An out-of-plane CO (J = 2-1) survey of the milky way. II. physical conditions of molecular gas

Physical conditions of molecular gas in the first quadrant of the Galaxy are examined through comparison of the CO J = 2-1 data of the Tokyo-Nobeyama Radio Observatory survey with the CO J = 1-0 data of the Columbia survey. A gradient of the CO J = 2-1/J = 1-0 intensity ratio (≡R_2-1/1-0) with Galactocentric distance is reported. The ratio varies from ≃0.75 at 4 kpc to ≃0.6 at 8 kpc in Galactocentric distance. This confirms the early in-plane results reported by Handa et al. We classify molecular gas into three categories in terms of R_2-1/1-0 on the basis of a large velocity gradient model calculation.
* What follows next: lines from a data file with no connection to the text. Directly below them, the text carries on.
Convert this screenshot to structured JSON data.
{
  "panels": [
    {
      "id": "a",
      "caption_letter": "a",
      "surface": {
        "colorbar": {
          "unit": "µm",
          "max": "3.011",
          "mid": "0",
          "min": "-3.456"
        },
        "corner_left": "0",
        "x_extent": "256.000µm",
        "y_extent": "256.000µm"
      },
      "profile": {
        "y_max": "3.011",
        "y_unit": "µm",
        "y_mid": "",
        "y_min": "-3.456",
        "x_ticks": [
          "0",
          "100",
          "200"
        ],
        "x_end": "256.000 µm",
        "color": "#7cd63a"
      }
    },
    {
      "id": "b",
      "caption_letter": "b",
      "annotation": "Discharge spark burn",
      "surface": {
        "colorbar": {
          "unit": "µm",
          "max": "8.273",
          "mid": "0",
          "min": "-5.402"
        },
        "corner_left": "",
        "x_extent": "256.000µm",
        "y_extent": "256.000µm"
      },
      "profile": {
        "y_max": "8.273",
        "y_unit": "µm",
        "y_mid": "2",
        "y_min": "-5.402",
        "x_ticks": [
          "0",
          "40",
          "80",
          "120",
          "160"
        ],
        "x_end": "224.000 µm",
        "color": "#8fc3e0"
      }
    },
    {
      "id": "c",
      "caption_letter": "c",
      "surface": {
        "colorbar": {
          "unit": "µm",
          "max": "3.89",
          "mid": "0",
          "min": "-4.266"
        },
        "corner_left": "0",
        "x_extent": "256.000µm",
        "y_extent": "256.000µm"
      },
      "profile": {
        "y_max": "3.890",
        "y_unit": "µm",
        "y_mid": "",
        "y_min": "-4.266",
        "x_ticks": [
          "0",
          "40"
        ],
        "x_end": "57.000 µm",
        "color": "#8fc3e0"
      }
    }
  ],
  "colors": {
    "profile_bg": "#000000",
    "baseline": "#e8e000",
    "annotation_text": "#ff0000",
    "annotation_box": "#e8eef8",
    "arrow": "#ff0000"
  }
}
Very high ratio gas (VHRG; R_2-1/1-0 > 1.0) is either dense, warm, and optically thin gas or externally heated, dense gas. High ratio gas (HRG; R_2-1/1-0 = 0.7-1.0) is warm and dense gas with high-excitation temperature of the J = 2-1 transition (T_ex ≳ 10 K), and it is often observed in central regions of giant molecular clouds. Low ratio gas (LRG; R_2-1/1-0 < 0.7) has low-excitation temperature of the J = 2-1 transition (T_ex ≲ 10 K) because of low density or low kinetic temperature, or both, and is often observed in dark clouds and outer envelopes of giant molecular clouds. It is shown that the CO J = 2-1 emission is better characterized as a tracer of dense gas rather than a tracer of warm gas for molecular gas with kinetic temperature higher than 10 K. The observed large-scale decrease in R_2-1/1-0 as a function of Galactocentric distance is ascribed to the fractional decrease of HRG and VHRG from ≃40% near 5 kpc to ≃20% near the solar circle. The HRG and VHRG are found predominantly along the Sagittarius and Scutum arms, probably in their downstream. This fact and the deficiency of atomic gas compared with molecular gas in the inner Galaxy indicate that physical conditions of interstellar gas are affected by grand-design, nonlinear processes, such as compression by spiral density waves followed by gravitational collapse, and not by dissociation of low-density molecular gas by young stars.